2- Örneklerle cevap verelim

Misaller derin hakikatlere ulaşmada bir basamak ve hakikatleri kavramada etkili bir yoldur. Bu sebeple “Her şeyi Allah yarattı. O hâlde Allah’ı kim yarattı?” sorusunun cevabını misaller ile verecek ve her misali sorunun cevabına bağlayacağız. Misaller anlaşıldığında cevapsız zannedilen sorunun cevabı da kolayca anlaşılacaktır.

1. MİSAL

Şimdi uzun bir tren düşünüyoruz. Soru sahibi soruyor: “Bu en arkadaki vagonu kim çekiyor?”

Biz cevap veriyoruz: “Onun önündeki vagon çekiyor.”

Soru sahibi tekrar soruyor: “Peki o vagonu kim çekiyor?”

Biz yine cevap veriyoruz: “Onu da önündeki vagon çekiyor.”

Soru sahibi sorusuna devam ediyor: “Peki onu kim çekiyor?”

Biz de cevaplıyoruz: “Onu da önündeki çekiyor.”

Sorular devam ede ede nihayet ilk vagona sıra geliyor.
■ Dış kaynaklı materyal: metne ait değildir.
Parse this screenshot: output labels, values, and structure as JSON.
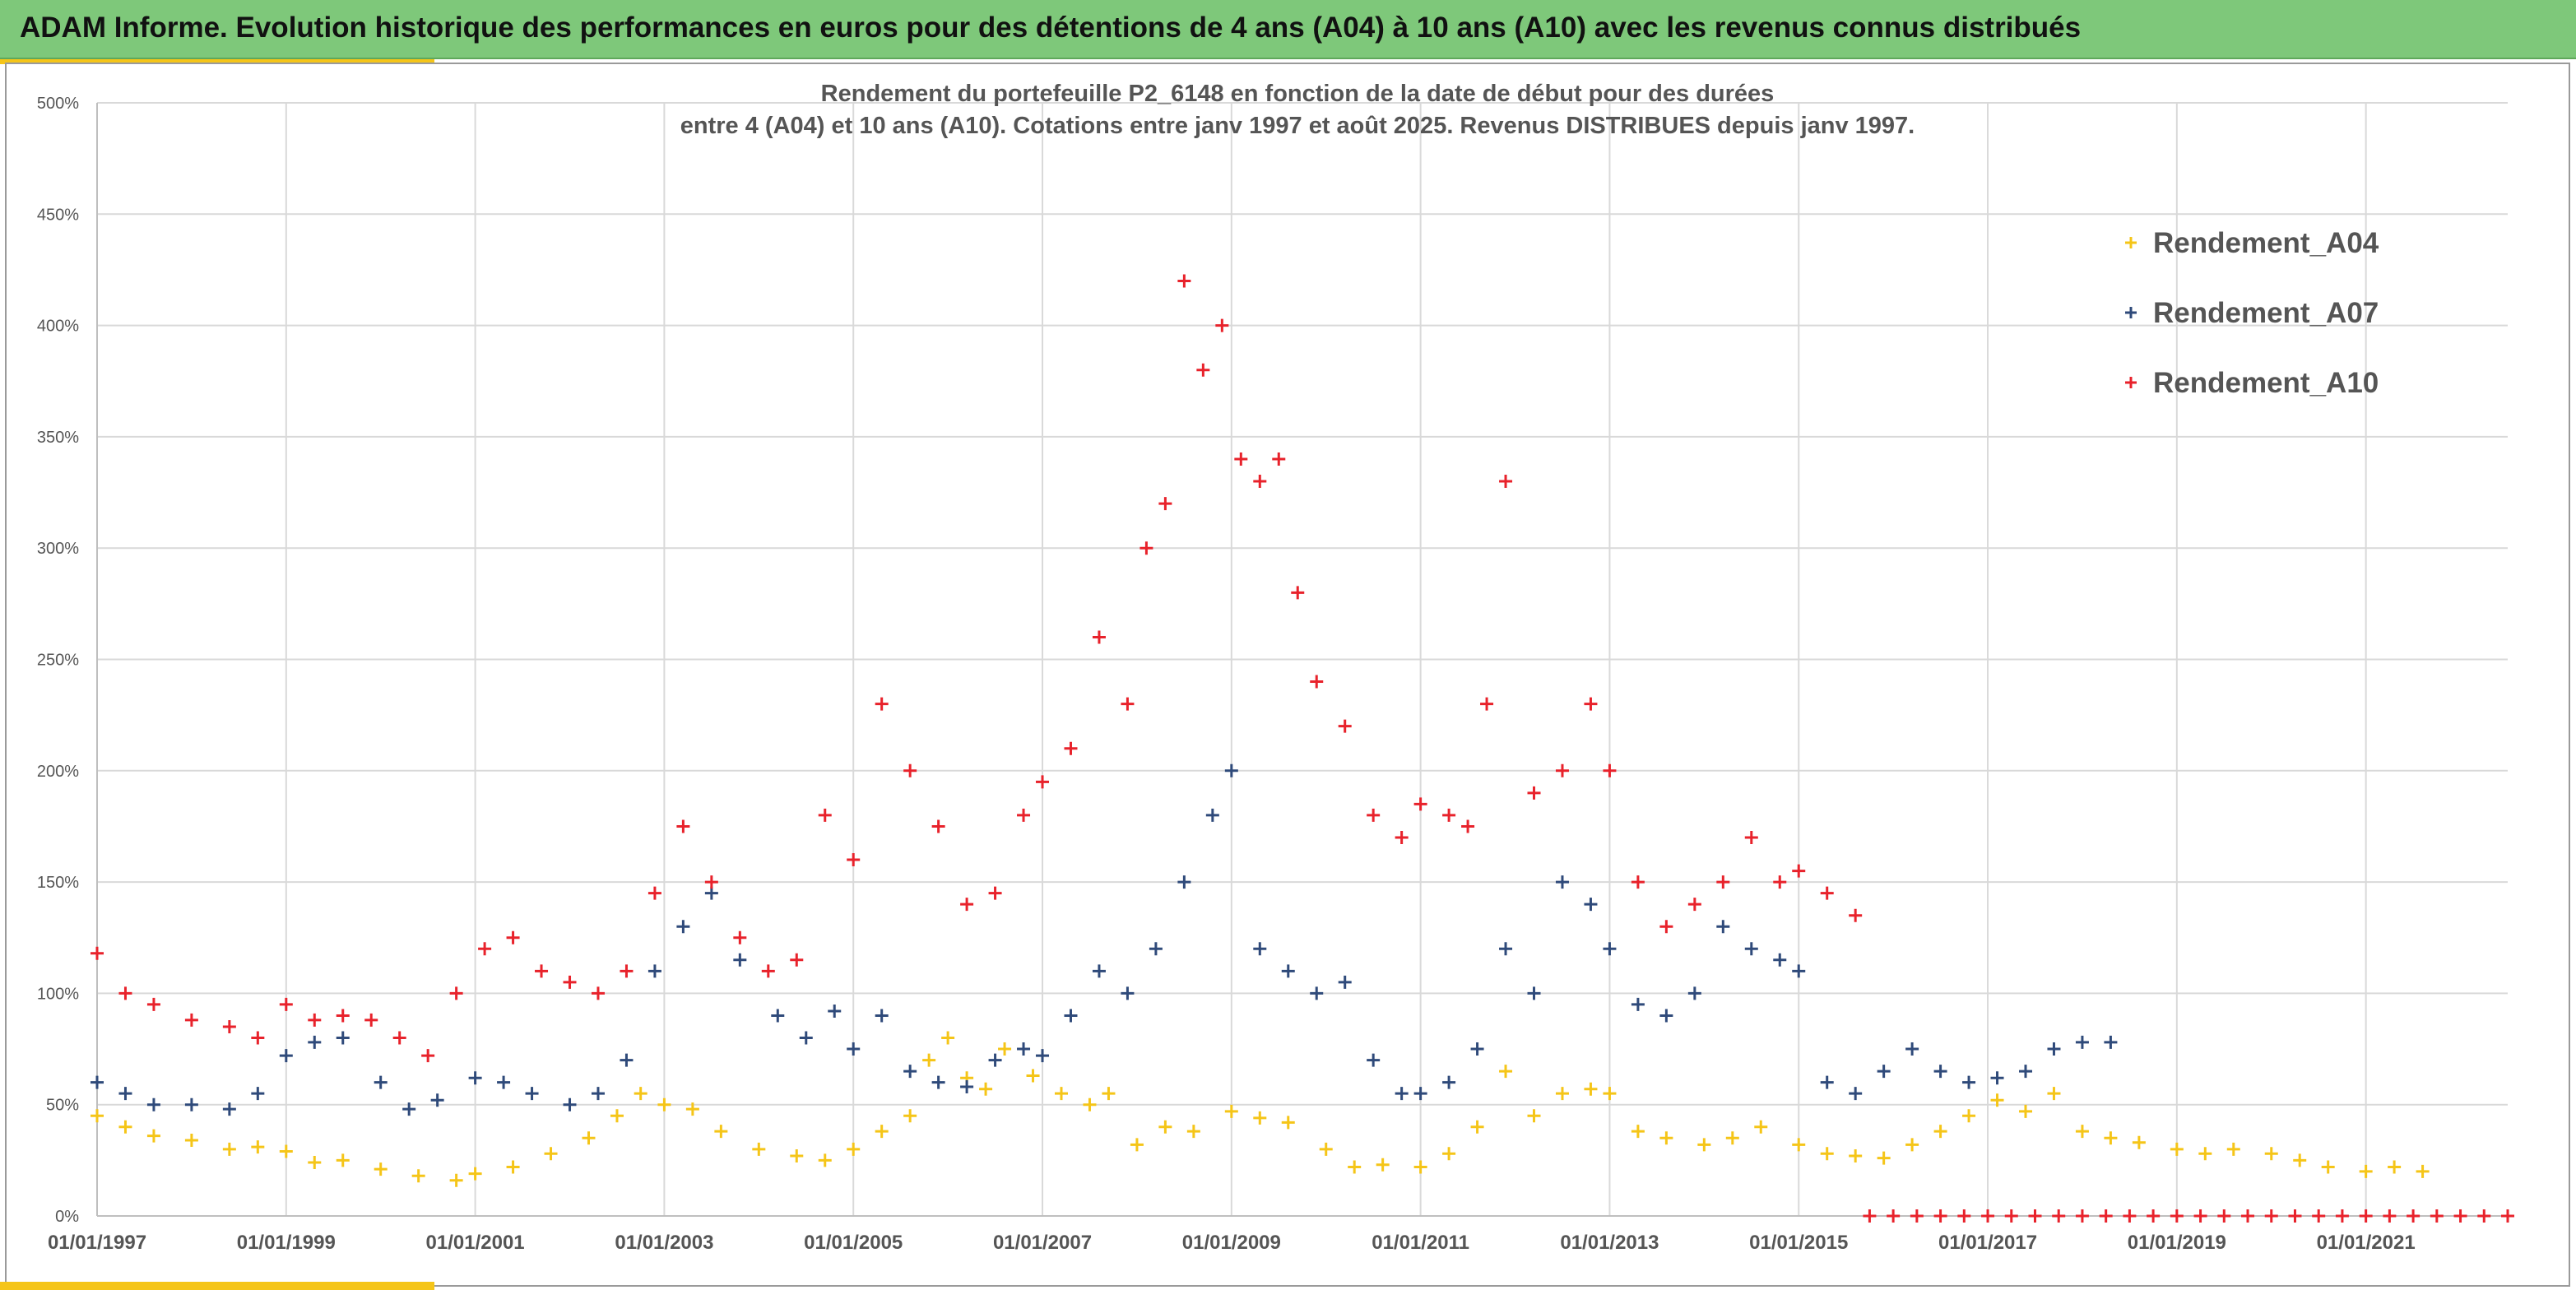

Soru sahibi tekrar soruyor: “Peki bu vagonu kim çekiyor?”

Biz yine cevap veriyoruz: “Onu bu lokomotif çekiyor.”

Soru sahibi tekrar soruyor: “Peki bu lokomotifi kim çekiyor?”

Biz cevap veriyoruz: “Bu lokomotifi kimse çekmiyor. O kendi kendine hareket ediyor.”

Lokomotif hakkındaki bu izahımızdan sonra soru sahibi hâlâ onu çeken bir şey arıyor ve tekrar soruyor: “Dediğini anladım, ama bu lokomotifi kim çekiyor?”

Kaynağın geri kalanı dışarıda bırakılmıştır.